Calculating Percentiles with MySQL, Round 2

My previous post on calculating percentiles with MySQL generated some comments and good discussion. In particular, I got some very interesting comments from Vladimir.

Basically, Vladimir was doubtful whether the GROUP_CONCAT() solution would be optimal in comparison to a JOIN. His proposal is to solve it like this:


SELECT SUM(g1.r) sr
, g2.length l
, SUM(g1.r)/(SELECT COUNT(*) FROM film) p
FROM (SELECT COUNT(*) r, length FROM film GROUP BY length) g1
JOIN (SELECT COUNT(*) r, length FROM film GROUP BY length) g2
ON g1.length < g2.length
GROUP BY g2.length
HAVING p > 0.9
ORDER BY p
LIMIT 1


First, this query sets up two identical subqueries in the FROM list using GROUP BY and COUNT() to calculate the number of occurrences of each distinct value. Then, these are joined and GROUP BY is again applied to calculate the total number of rows having a lower value. Finally, HAVING is used to find the groups in the upper percentiles, and LIMIT and ORDER BY are used to single out the one desired percentile value.

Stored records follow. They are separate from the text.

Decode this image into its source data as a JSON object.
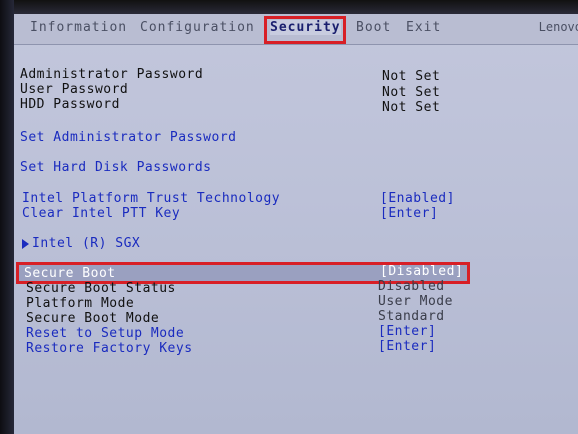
{
  "menu": {
    "tabs": [
      {
        "label": "Information"
      },
      {
        "label": "Configuration"
      },
      {
        "label": "Security"
      },
      {
        "label": "Boot"
      },
      {
        "label": "Exit"
      }
    ],
    "copyright": "Lenovo"
  },
  "passwords": [
    {
      "label": "Administrator Password",
      "value": "Not Set"
    },
    {
      "label": "User Password",
      "value": "Not Set"
    },
    {
      "label": "HDD Password",
      "value": "Not Set"
    }
  ],
  "actions": {
    "set_admin": "Set Administrator Password",
    "set_hdd": "Set Hard Disk Passwords"
  },
  "ptt": [
    {
      "label": "Intel Platform Trust Technology",
      "value": "[Enabled]"
    },
    {
      "label": "Clear Intel PTT Key",
      "value": "[Enter]"
    }
  ],
  "sgx": {
    "label": "Intel (R) SGX"
  },
  "secure_boot": [
    {
      "label": "Secure Boot",
      "value": "[Disabled]"
    },
    {
      "label": "Secure Boot Status",
      "value": "Disabled"
    },
    {
      "label": "Platform Mode",
      "value": "User Mode"
    },
    {
      "label": "Secure Boot Mode",
      "value": "Standard"
    },
    {
      "label": "Reset to Setup Mode",
      "value": "[Enter]"
    },
    {
      "label": "Restore Factory Keys",
      "value": "[Enter]"
    }
  ]
}
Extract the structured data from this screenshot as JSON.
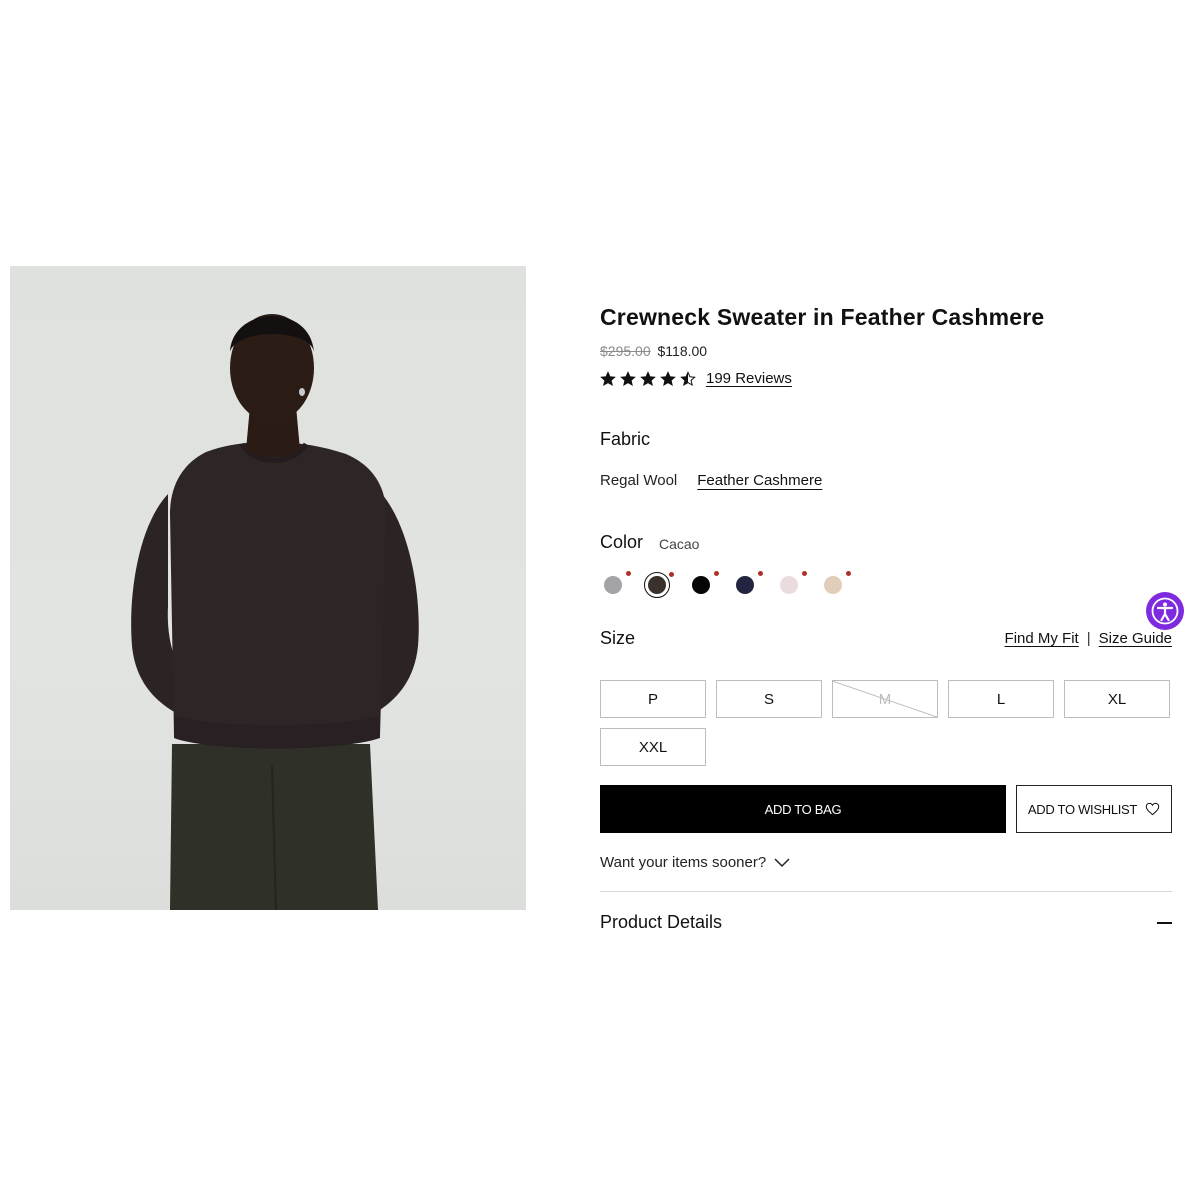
{
  "product": {
    "title": "Crewneck Sweater in Feather Cashmere",
    "original_price": "$295.00",
    "sale_price": "$118.00",
    "rating": 4.5,
    "rating_max": 5,
    "reviews_label": "199 Reviews"
  },
  "fabric": {
    "label": "Fabric",
    "options": [
      {
        "label": "Regal Wool",
        "selected": false
      },
      {
        "label": "Feather Cashmere",
        "selected": true
      }
    ]
  },
  "color": {
    "label": "Color",
    "selected_name": "Cacao",
    "swatches": [
      {
        "hex": "#a3a3a8",
        "selected": false
      },
      {
        "hex": "#3a302c",
        "selected": true
      },
      {
        "hex": "#050505",
        "selected": false
      },
      {
        "hex": "#23243f",
        "selected": false
      },
      {
        "hex": "#eadcdc",
        "selected": false
      },
      {
        "hex": "#e1cdb9",
        "selected": false
      }
    ]
  },
  "size": {
    "label": "Size",
    "find_fit_label": "Find My Fit",
    "separator": "|",
    "size_guide_label": "Size Guide",
    "options": [
      {
        "label": "P",
        "available": true
      },
      {
        "label": "S",
        "available": true
      },
      {
        "label": "M",
        "available": false
      },
      {
        "label": "L",
        "available": true
      },
      {
        "label": "XL",
        "available": true
      },
      {
        "label": "XXL",
        "available": true
      }
    ]
  },
  "actions": {
    "add_to_bag": "ADD TO BAG",
    "add_to_wishlist": "ADD TO WISHLIST"
  },
  "delivery": {
    "prompt": "Want your items sooner?"
  },
  "accordion": {
    "product_details": "Product Details"
  },
  "icons": {
    "star": "star-icon",
    "heart": "heart-icon",
    "chevron": "chevron-down-icon",
    "minus": "minus-icon",
    "accessibility": "accessibility-icon"
  },
  "colors": {
    "accent_purple": "#7e2be0",
    "swatch_dot": "#b03028",
    "button_black": "#000000"
  }
}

As it turns out, this solution is slower for moderately small data sets, but much faster for large data sets. He benchmarked it for a total of 999 distinct values on varying number of rows. Here are his slightly rounded numbers:


#rows: group_concat: groupby-join:
4M 1 min 6 sec 5.3 sec
1M 5 sec 2.5 sec
100K 0.5 sec 1.6 sec


Although GROUP_CONCAT() seems to break down pretty soon, he also writes:

I must admit that when N of distinct rows reaches approx. 10K I get pretty the opposite results if the total number of rows is relatively small. Basically we get into the same situation as with joining the whole tables.

He concluded by saying:

But what I think is the right solution is having something like this on the server side:


SELECT COUNT(INC length)/(SELECT COUNT(*) FROM film) p, length
FROM film
GROUP BY length
HAVING p >= 0.9 ORDER BY p LIMIT 1


Where "INC" is a flag that tells the server to not reset per-group counters in the aggregate functions. This would be quite a trivial change in the Item_sum class and would make sense not only for SUM, but maybe also for MIN, MAX, AVG, COUNT and maybe some other aggregate functions.

So, COUNT(INC length) would be the cumulative count, or a running total of counts. The fun thing is, you can already do exactly that using user-defined variables. Look:


-- allow statement batching
DELIMITER go

-- initialize
SELECT 0, COUNT(*)
INTO @cum_cnt, @cnt
FROM sakila.payment;

-- calculate percentiles
SELECT @cum_cnt:=@cum_cnt + COUNT(*) / @cnt as p, -- running fraction of #rows per distinct amount
amount
FROM sakila.payment
GROUP BY amount
HAVING p >= 0.9
LIMIT 1;

go


and this gets us the result:


Query OK, 1 row affected (0.01 sec)

+-------------+--------+
| p | amount |
+-------------+--------+
| 0.904542334 | 6.99 |
+-------------+--------+
1 row in set (0.03 sec)


Here is the equivalent GROUP_CONCAT solution:


SELECT SUBSTRING_INDEX(
SUBSTRING_INDEX(
GROUP_CONCAT(
p.amount
ORDER BY p.amount
SEPARATOR ','
)
, ','
, 90/100 * COUNT(*) + 1
)
, ','
, -1
) AS `90th Percentile`
FROM sakila.payment AS p;


...and it is considerably slower:


+-----------------+
| 90th Percentile |
+-----------------+
| 6.99 |
+-----------------+
1 row in set (0.08 sec)


(sakila.payment has 16049 rows and 19 distinct values for amount)

So, the sane thing to do would be to forget about that GROUP_CONCAT idea, and use this method. It does not have the nasty drawbacks of having to mess with group_concat_max_len and I am pretty sure Vladimir's method will be faster across the board anyway.

The one thing you could object about is the extra query to initialize the user-defined variables. You can get around that by initializing those in a single row subquery in the FROM clause, a technique described by Baron Schwartz (see for example this post)


SELECT @cum_cnt:=@cum_cnt + COUNT(*) / @cnt as p,
amount
FROM sakila.payment
CROSS JOIN (SELECT @cum_cnt:=0
, @cnt:=COUNT(*)
FROM sakila.payment) p
GROUP BY amount
HAVING p >= 0.9
LIMIT 1;


This has the advantage that the variables are initialized in one go with the entire query, ensuring you are not accidentally working with uninitialized or garbage variables.

(BTW: If you want to do more with these user-defined variables, I can highly recommend more from Baron's site, see for example his article on advanced user defined variable techniques.)